Base Data module

causalai.data.base

class causalai.data.base.BaseData(*data: List[ndarray], var_names: List[str] | None = None, **kargs)

Data object for tabular or time series array.

__init__(*data: List[ndarray], var_names: List[str] | None = None, **kargs)
Parameters:
  • data (list[ndarray]) -- Each ndarray is a Numpy array of shape (observations N, variables D). In the case of time serie data, allowing multiple ndarray allows the user to pass multiple disjoint time series (e.g. first series is data from Jan-March, while the second series is from July to September).

  • var_names (list) -- Names of variables. If None, range(N) is used.

property dim: int

Returns the number of variables (1st dimension) of the data arrays (which must be the same)

abstract extract_array(X: int, Y: Tuple[int | str, int] | int | str, Z: List[Tuple] | List, max_lag: int | None = None)

Extract the arrays corresponding to the node names X,Y,Z from self.data_arrays (see BaseData). X and Y are individual nodes, and Z is the set of nodes to be used as the conditional set.

Parameters:
  • X (int) -- X is the target variable at the current time step. Eg. 3 or <var_name>, if a variable name was specified when creating the data object.

  • Y (tuple or int or str) -- Y specifies a variable. For tabular data it can be the variable index or name. For time series, it is the variable index/name at a specific time lag. Eg. (2,-1) or (<var_name>, -1), if a variable name was specified when creating the data object. Here the time lag -1 implies it is 1 time step before X. The time lag must be negative. This is because: 1. a parent of Y cannot be at a future time step relative to Y. 2. We do not support instantaneous causal links. Y can also be None.

  • Z (list of tuples or a list) -- For time series, Z is a list of tuples, where each tuple has the form (2,-1) or (<var_name>, -1), if a variable name was specified when creating the data object. The time lags must be negative (same reason as that specified for Y above). For tabular data, Z is a list of either variable indices or variable names.

  • max_lag (int) -- Maximum time lag from current time step specifying the Markov blanket lies within this interval.

Returns:

x_array, y_array, z_array : Tuple of data arrays.
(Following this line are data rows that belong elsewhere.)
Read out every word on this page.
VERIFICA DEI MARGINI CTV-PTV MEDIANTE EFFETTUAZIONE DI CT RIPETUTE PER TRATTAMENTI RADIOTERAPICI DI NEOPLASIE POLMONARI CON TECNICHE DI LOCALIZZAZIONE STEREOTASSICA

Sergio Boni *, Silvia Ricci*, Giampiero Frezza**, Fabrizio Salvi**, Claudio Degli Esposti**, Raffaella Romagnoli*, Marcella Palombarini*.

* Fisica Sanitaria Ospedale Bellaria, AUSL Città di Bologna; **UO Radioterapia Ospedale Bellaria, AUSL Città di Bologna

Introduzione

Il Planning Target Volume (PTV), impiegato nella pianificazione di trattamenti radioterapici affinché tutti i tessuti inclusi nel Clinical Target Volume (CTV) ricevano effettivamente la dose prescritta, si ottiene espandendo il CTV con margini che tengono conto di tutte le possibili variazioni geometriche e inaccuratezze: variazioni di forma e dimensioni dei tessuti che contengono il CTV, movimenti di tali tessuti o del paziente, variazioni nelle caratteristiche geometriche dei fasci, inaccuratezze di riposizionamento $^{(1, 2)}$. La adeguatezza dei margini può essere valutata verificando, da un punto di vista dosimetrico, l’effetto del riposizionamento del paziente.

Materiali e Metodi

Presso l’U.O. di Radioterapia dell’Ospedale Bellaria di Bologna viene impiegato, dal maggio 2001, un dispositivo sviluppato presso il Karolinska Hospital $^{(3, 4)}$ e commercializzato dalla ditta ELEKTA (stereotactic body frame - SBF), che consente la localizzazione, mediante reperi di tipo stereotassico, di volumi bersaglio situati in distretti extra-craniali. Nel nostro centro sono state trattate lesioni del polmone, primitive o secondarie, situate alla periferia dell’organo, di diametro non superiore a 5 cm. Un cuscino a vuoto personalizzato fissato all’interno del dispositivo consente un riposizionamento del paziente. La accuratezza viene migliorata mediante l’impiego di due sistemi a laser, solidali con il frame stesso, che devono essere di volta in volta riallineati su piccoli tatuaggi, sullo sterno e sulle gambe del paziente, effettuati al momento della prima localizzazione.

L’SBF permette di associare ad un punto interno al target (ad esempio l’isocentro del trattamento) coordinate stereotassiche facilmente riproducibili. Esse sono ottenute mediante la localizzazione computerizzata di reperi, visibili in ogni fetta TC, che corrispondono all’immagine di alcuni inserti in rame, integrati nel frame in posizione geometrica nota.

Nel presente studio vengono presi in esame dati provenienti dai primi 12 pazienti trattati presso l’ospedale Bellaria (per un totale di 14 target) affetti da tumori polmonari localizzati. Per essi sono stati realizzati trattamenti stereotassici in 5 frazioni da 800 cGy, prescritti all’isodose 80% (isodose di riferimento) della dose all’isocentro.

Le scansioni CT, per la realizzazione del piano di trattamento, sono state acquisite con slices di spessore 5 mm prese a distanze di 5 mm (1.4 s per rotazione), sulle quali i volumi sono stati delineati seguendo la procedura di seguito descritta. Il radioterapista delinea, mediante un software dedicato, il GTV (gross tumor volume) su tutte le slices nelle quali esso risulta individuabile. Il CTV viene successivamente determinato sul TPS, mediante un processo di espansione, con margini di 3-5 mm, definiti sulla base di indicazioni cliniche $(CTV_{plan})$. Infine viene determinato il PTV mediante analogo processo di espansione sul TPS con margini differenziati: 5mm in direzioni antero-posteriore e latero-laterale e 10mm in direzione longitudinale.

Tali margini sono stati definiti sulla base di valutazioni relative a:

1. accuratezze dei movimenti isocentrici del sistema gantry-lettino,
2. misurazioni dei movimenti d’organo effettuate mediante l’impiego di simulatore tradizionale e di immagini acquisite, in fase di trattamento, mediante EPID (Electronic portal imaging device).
All have 0th dimension equal to the length of time series. z_array.shape[1] has dimensions equal to the number of nodes specified in Z.

Return type:

tuple of ndarray

index2var_name(index: int | str)

Convert indices to variable names string

property length: List[int]

Returns the list of length (0th dimensions) of each data array passed to the constructor.

var_name2index(name: int | str)

Convert variable names from strings to indices